The legal question worth watching is the gap between the charge and the conduct. Property-destruction law generally requires proof that the defendant intentionally caused the damage, and a felony charge usually turns on the dollar value of that damage. Hearn’s defense is essentially that the government has manufactured intent and seriousness out of an innocent encounter—that a man pausing on a bike ride has been turned into a felony defendant. The judge apparently agreed there was little flight or danger risk: Hearn was released without court supervision pending an August 5 status hearing, which tells you something about how the court currently views the threat he poses.

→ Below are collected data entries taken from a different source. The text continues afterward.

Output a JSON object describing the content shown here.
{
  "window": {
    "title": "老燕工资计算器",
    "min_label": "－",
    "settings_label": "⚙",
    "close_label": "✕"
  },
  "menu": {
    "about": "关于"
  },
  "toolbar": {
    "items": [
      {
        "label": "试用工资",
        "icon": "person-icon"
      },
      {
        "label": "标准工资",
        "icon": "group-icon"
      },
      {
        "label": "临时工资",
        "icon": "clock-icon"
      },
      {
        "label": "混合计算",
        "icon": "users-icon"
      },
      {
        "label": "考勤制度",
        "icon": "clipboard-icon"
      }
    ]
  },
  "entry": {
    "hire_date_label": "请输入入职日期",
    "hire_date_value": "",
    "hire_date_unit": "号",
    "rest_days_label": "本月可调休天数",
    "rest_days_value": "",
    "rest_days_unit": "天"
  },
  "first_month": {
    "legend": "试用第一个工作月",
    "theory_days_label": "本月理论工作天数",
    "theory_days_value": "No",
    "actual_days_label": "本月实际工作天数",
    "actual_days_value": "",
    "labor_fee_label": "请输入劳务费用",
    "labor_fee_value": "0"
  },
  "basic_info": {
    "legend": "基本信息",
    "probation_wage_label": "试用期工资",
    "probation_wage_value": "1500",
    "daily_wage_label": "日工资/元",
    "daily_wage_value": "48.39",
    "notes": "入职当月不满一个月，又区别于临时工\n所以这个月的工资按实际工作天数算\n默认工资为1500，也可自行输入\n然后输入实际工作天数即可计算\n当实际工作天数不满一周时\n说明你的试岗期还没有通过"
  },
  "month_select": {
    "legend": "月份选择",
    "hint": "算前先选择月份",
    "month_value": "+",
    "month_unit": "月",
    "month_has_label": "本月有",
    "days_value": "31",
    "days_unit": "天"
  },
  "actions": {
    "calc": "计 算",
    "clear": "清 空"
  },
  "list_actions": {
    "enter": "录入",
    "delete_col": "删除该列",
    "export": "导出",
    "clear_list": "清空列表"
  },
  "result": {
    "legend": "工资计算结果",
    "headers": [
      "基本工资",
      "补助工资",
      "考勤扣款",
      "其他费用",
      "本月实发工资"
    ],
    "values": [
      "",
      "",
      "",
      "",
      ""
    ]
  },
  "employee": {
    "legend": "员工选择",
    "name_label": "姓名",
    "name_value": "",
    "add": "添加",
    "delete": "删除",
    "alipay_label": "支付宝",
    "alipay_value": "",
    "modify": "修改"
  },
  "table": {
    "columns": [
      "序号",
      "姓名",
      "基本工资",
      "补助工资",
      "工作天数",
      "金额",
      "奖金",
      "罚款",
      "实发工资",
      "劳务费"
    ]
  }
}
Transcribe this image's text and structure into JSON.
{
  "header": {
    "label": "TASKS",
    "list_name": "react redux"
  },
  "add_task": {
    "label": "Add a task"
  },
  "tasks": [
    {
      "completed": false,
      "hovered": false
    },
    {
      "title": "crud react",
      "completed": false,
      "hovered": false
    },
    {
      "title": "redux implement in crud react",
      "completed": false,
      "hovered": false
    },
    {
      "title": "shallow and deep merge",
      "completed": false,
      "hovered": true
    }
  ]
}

The significance here is less about one damaged pool and more about the exercise of prosecutorial discretion. Deciding whom to charge, and whether to charge a felony versus a misdemeanor versus nothing at all, is one of the most powerful and least reviewable choices in the legal system. When critics call a prosecution politically motivated or an abuse of power, they’re pointing at that discretion. Whether this case is a legitimate property-crime prosecution (it isn’t) or an overreach (it is) is exactly what the coming proceedings will test—and it’s a useful reminder that the same charging power that holds genuine wrongdoers accountable can also be aimed in ways that raise real fairness concerns.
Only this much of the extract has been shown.